Longe, a água desobedece a paisagens.
O rio toma banho de troncos,
raízes da água se soltam.
Sigo de catarata, luz encharcada.
E peço desculpa á margem:
desconhecia as unhas de minha transbordância.
Meu sonho está cega para razões.
Sei só escrever palavras que não há.”
Conseguir retratar beleza em poucas linhas é a essência, a alma de uma obra de arte. Ao longo da minha leitura de CONTOS DO NASCER DA TERRA, uma série de ideias surgiu para tentar falar sobre a essência deste livro, mas foi lendo a contracapa que finalmente encontrei a melhor maneira de descrever os contos de Mia Couto que nem mesmo em um momento mais poético, mais íntimo e de elevação espiritual conseguiria equiparar: "Não é da luz do sol que carecemos. Milenarmente a grande estrela iluminou a terra e, afinal, nós pouco aprendemos a ver.
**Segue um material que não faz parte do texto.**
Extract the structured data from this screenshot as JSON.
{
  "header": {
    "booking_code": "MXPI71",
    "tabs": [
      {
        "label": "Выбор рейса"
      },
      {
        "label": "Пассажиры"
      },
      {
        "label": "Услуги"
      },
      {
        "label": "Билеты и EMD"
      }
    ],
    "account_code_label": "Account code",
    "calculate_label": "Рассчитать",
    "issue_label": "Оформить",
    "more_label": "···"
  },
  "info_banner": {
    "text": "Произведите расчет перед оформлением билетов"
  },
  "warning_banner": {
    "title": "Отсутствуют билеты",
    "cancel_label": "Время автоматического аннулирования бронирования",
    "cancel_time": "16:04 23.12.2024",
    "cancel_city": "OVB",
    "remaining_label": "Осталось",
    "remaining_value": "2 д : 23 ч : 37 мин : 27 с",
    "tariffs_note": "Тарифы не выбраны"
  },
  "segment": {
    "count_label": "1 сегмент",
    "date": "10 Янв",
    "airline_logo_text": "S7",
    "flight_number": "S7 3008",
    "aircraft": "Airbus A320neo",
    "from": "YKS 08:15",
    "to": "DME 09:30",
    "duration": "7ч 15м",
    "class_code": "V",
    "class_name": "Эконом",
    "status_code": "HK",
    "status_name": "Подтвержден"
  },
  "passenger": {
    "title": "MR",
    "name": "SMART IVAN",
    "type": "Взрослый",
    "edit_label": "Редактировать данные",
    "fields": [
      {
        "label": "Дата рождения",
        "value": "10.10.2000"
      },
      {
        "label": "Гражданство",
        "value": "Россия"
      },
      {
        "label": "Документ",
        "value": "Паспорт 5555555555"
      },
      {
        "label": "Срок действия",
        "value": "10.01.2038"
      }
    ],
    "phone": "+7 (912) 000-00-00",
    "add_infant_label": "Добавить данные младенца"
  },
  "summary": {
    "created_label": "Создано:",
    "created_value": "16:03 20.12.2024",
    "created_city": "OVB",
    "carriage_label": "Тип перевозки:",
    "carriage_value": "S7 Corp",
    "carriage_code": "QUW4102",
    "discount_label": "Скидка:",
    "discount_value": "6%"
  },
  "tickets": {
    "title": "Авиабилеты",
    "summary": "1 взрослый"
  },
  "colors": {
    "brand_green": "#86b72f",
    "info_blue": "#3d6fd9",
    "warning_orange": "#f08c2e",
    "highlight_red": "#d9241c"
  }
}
O mundo necessita ser visto por outra luz: a luz do luar, essa claridade que cai com respeito e delicadeza. Só o luar revela o lado feminino dos seres. Só a lua revela intimidade da nossa morada terrestre. Necessitamos não do nascer do sol. Carecemos do nascer da terra".
São trinta e cinco histórias que falam de pessoas simples e apaixonantes, de suas raízes, da sua ligação com a terra, que despertam sorrisos e que apaixonam quem lê. Um livro para ir lendo devagar, pois as palavras nos deliciam. É preciso ir degustando cada conto, cada história, sem pressa.
“- Só eu tenho medo é do tempo...
- Que tem o tempo?
- É que o tempo namora com ele próprio. Só finge que gosta de nós...”
(A última chuva do prisioneiro – pg.26)
“Na vida tudo chega de súbito. O resto, o que desperta tranqüilo, é aquilo que, sem darmos conta, já tinha acontecido. Uns deixam a acontecência emergir, sem medo. Esses são os vivos. Os outros se vão adiando. Sorte a destes últimos se vão a tempo de ressuscitar antes de morrerem.”
(A filha da solidão – pg.47)
“Eu quero a paz de pertencer a um só lugar, a tranqüilidade de não dividir memórias. Ser todo de uma vida. E assim ter a certeza que morro de uma só única vez.”
(Falas do velho tuga – pg.112)
E se isso não basta, tem muito mais no lugar de onde esses vieram!